En face, le camp des optimistes, emmené par la majorité des acteurs de la Silicon Valley qui promettent à qui veut l’entendre de doter de super-pouvoirs, la multitude. Limiter le changement climatique, proposer l’accès universel à l’éducation, éliminer les maladies… rien ne semble impossible à tous ces dévots de l’IA.

Vers un accroissement sans aucune mesure des inégalités ?

Pourtant, une réalité s’impose. ChatGPT rencontre un immense succès avec ses 200 millions de comptes en l’espace de seulement quelques mois. C’est la croissance la plus rapide de tous les temps, loin devant Facebook. L’un des facteurs clefs de cette réussite est la gratuité de l’usage de cette technologie de pointe, ce qui devrait nous interroger. Car, au fond, le très grand danger des IA, c’est sans doute l’accroissement sans aucune mesure des inégalités liées aux usages du numérique et non pas à son accès.

Dans nos pays industrialisés mais aussi dans les pays à faible PIB, pratiquement tout le monde possède un terminal pour accéder au web. Une personne au RSA peut, s’il le souhaite, acquérir un smartphone dernier cri. Et, à certains endroits dans le monde, un GSM connecté à Facebook est plus accessible que l’eau potable.

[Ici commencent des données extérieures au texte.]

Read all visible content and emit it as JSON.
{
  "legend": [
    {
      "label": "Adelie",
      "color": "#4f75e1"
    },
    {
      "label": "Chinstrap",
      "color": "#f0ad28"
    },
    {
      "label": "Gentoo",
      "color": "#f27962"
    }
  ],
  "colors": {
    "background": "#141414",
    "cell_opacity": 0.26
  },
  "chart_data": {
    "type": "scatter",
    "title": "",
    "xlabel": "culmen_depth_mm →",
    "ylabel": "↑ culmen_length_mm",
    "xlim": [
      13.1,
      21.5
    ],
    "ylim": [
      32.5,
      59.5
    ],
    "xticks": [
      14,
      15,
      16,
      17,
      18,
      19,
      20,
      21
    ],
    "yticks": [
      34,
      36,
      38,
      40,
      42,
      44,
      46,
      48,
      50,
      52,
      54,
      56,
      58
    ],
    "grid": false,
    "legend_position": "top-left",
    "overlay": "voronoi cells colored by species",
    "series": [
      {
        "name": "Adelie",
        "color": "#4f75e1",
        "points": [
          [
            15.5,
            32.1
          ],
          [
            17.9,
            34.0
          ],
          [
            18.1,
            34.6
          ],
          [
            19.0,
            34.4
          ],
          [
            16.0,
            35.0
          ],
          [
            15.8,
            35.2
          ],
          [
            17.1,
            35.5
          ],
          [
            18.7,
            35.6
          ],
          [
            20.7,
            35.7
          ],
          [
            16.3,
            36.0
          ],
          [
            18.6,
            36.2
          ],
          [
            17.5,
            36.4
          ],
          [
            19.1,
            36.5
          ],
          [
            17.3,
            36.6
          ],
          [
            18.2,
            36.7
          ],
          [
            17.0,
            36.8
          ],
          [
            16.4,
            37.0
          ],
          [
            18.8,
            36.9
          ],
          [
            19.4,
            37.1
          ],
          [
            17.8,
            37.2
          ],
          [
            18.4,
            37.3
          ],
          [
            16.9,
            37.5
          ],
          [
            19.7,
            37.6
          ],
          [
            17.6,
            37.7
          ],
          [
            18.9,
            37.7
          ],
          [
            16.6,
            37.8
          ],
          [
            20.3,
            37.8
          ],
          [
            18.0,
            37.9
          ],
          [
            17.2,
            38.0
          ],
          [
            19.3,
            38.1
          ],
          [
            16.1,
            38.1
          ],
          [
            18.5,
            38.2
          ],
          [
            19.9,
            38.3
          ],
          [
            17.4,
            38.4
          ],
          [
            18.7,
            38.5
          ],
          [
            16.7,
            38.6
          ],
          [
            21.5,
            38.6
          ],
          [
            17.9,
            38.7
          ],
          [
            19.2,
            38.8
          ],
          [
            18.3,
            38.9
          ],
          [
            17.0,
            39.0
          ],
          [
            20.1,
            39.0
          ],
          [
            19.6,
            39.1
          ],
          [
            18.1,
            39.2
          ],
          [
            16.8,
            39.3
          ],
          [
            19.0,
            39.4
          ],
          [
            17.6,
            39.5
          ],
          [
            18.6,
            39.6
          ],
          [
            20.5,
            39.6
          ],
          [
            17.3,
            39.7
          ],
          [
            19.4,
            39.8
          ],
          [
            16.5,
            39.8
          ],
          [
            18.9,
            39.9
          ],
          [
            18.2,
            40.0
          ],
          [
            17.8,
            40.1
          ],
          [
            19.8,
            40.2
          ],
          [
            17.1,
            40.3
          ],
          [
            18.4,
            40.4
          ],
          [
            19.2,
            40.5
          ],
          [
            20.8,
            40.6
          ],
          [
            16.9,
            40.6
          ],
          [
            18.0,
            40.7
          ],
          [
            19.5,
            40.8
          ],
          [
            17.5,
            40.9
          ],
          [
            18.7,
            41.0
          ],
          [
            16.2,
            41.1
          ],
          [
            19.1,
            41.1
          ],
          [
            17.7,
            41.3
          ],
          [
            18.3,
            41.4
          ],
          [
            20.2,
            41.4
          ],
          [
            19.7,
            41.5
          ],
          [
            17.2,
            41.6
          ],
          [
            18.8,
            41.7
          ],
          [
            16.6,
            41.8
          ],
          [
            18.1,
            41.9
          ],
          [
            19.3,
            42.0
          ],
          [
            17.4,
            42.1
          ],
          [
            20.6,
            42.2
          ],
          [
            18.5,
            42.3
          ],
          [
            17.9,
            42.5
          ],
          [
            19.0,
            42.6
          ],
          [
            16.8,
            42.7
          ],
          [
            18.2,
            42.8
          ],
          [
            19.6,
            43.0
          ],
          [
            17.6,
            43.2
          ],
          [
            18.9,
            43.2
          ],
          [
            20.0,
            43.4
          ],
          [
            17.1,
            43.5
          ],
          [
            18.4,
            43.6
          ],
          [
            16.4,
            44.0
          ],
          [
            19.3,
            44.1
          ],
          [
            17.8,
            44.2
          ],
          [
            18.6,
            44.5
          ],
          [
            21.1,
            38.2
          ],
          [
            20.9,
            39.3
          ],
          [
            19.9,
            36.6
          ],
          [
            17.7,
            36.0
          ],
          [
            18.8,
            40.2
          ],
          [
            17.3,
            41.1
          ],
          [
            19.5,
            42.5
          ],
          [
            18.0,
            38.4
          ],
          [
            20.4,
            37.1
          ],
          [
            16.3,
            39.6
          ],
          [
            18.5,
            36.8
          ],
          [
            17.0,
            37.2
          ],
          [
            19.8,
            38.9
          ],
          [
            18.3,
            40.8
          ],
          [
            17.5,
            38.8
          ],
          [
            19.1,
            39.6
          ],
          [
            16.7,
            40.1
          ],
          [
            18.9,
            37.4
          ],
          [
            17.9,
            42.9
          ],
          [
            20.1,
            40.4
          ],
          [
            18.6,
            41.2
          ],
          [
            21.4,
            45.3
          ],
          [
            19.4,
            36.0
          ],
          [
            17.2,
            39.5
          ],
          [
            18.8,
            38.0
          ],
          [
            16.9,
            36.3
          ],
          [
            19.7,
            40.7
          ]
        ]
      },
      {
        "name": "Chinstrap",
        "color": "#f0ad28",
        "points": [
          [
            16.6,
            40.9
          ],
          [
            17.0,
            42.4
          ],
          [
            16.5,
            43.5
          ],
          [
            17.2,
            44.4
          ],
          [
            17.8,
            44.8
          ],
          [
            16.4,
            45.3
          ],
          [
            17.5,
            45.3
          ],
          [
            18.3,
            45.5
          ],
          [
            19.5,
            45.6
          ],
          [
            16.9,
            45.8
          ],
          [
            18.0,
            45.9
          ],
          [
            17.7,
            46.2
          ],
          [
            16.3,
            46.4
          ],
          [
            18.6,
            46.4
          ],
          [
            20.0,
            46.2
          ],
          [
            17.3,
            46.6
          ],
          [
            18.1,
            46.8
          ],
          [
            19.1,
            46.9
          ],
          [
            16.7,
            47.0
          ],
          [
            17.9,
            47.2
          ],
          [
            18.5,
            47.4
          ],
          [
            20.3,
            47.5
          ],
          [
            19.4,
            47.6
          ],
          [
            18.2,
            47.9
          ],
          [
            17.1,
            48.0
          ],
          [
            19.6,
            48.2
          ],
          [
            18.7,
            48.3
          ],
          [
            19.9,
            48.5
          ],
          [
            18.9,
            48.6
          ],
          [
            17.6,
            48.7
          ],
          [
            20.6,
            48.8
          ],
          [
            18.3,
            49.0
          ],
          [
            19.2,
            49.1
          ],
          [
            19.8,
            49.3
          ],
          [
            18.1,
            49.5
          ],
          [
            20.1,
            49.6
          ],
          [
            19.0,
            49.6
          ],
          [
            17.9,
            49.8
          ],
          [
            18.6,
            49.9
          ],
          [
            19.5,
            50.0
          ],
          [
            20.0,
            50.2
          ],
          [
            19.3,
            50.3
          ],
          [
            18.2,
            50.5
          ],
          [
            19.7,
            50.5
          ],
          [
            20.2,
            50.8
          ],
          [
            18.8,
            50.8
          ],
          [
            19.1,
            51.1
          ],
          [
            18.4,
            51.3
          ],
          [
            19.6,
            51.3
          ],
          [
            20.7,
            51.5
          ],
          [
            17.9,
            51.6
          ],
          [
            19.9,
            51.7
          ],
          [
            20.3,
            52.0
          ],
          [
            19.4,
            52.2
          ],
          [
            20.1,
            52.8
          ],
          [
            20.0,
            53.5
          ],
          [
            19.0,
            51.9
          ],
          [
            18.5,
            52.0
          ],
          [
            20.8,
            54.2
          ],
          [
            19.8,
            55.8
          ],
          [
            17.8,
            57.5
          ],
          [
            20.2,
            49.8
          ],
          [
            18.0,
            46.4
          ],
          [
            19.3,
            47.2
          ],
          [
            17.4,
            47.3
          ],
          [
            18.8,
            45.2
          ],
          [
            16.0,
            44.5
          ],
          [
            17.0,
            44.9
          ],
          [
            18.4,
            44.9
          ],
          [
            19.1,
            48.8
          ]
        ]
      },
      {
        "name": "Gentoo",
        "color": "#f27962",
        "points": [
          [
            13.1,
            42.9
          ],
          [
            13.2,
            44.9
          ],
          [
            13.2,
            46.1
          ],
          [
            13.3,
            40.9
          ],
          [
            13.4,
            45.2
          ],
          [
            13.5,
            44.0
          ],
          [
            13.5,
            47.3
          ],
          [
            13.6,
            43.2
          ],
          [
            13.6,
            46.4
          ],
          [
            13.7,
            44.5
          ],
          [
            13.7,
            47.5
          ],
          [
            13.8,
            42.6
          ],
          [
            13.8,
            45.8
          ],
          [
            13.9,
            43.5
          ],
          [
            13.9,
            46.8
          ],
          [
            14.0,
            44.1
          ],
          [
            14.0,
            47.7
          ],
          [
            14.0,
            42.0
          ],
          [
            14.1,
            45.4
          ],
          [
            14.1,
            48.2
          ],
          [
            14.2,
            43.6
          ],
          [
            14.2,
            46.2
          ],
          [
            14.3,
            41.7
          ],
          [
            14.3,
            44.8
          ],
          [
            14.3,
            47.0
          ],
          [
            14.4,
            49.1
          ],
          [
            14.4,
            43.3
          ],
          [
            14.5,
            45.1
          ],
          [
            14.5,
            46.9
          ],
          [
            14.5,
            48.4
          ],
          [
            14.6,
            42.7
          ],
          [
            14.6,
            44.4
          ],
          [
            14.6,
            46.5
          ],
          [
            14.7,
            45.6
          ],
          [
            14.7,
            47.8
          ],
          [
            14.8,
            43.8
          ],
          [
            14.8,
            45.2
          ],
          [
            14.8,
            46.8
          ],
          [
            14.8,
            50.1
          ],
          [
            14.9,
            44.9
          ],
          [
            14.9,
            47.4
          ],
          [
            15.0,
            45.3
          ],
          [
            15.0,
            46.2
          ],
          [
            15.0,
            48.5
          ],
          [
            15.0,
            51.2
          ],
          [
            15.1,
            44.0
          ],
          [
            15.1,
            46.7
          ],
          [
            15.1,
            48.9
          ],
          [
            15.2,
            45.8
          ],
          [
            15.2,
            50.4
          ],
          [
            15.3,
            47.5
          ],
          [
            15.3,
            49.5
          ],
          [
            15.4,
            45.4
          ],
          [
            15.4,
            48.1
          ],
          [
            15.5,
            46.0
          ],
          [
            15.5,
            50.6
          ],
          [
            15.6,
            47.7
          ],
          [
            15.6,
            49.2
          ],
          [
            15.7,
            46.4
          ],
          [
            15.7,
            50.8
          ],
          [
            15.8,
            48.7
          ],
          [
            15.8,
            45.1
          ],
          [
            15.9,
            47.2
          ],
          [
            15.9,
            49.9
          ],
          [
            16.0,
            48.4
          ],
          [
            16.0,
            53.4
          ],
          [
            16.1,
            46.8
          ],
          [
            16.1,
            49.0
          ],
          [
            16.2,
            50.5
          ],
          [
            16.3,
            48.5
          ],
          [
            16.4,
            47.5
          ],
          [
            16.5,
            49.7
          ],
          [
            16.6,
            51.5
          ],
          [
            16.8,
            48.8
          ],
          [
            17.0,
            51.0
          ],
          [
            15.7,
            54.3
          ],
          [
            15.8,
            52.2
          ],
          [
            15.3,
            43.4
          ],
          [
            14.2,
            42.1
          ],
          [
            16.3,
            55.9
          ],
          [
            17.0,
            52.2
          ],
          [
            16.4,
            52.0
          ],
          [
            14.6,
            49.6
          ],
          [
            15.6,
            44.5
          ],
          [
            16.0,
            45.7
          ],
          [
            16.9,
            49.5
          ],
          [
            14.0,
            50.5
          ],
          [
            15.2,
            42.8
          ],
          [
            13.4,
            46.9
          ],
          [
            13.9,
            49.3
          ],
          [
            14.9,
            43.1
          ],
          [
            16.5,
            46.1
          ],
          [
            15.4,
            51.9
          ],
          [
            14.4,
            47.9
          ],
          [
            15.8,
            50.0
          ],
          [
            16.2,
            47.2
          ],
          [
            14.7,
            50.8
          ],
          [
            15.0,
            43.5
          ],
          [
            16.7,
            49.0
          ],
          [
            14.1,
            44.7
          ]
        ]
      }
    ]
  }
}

L'analphabétisme numérique peut se mesurer à travers le développement du jugement que l’on construit à partir de la Toile

La fracture est désormais différente. Il y a ceux qui pensent qu’Internet ne sert qu’à jouer, s’amuser tout au plus, à se socialiser sur Facebook ou TikTok.

En face, il y a ceux qui savent apprendre avec les technologies digitales ou encore à en tirer toutes les opportunités économiques et professionnelles. Cet analphabétisme numérique peut se mesurer à travers le développement du jugement que l’on construit à partir de la Toile, la recherche d’information, la manière dont on livre ses informations personnelles. La capacité des individus à passer ou pas à travers des bulles de filtres dans lesquelles les algorithmes nous enferment constitue aussi un bel indicateur. On sait que ces personnes sont plus vulnérables aux fake news par exemple.

En grossissant le trait, pour mieux en percevoir les enjeux, nous avons, d’un côté, ceux qui proposent leur « temps de cerveau humain disponible » pour reprendre l’expression formulée par feu Patrick Le Lay, alors PDG du groupe TF1, et, de l’autre côté, ceux – une minorité – qui savent se connecter et se déconnecter tout en créant de la valeur. Il y a ceux qui sont asservis par toutes ces IA et ceux qui libèrent leurs potentialités par le biais de ces nouvelles applis. En somme, nos usages nous conduisent soit à Pharaon, soit à Moïse.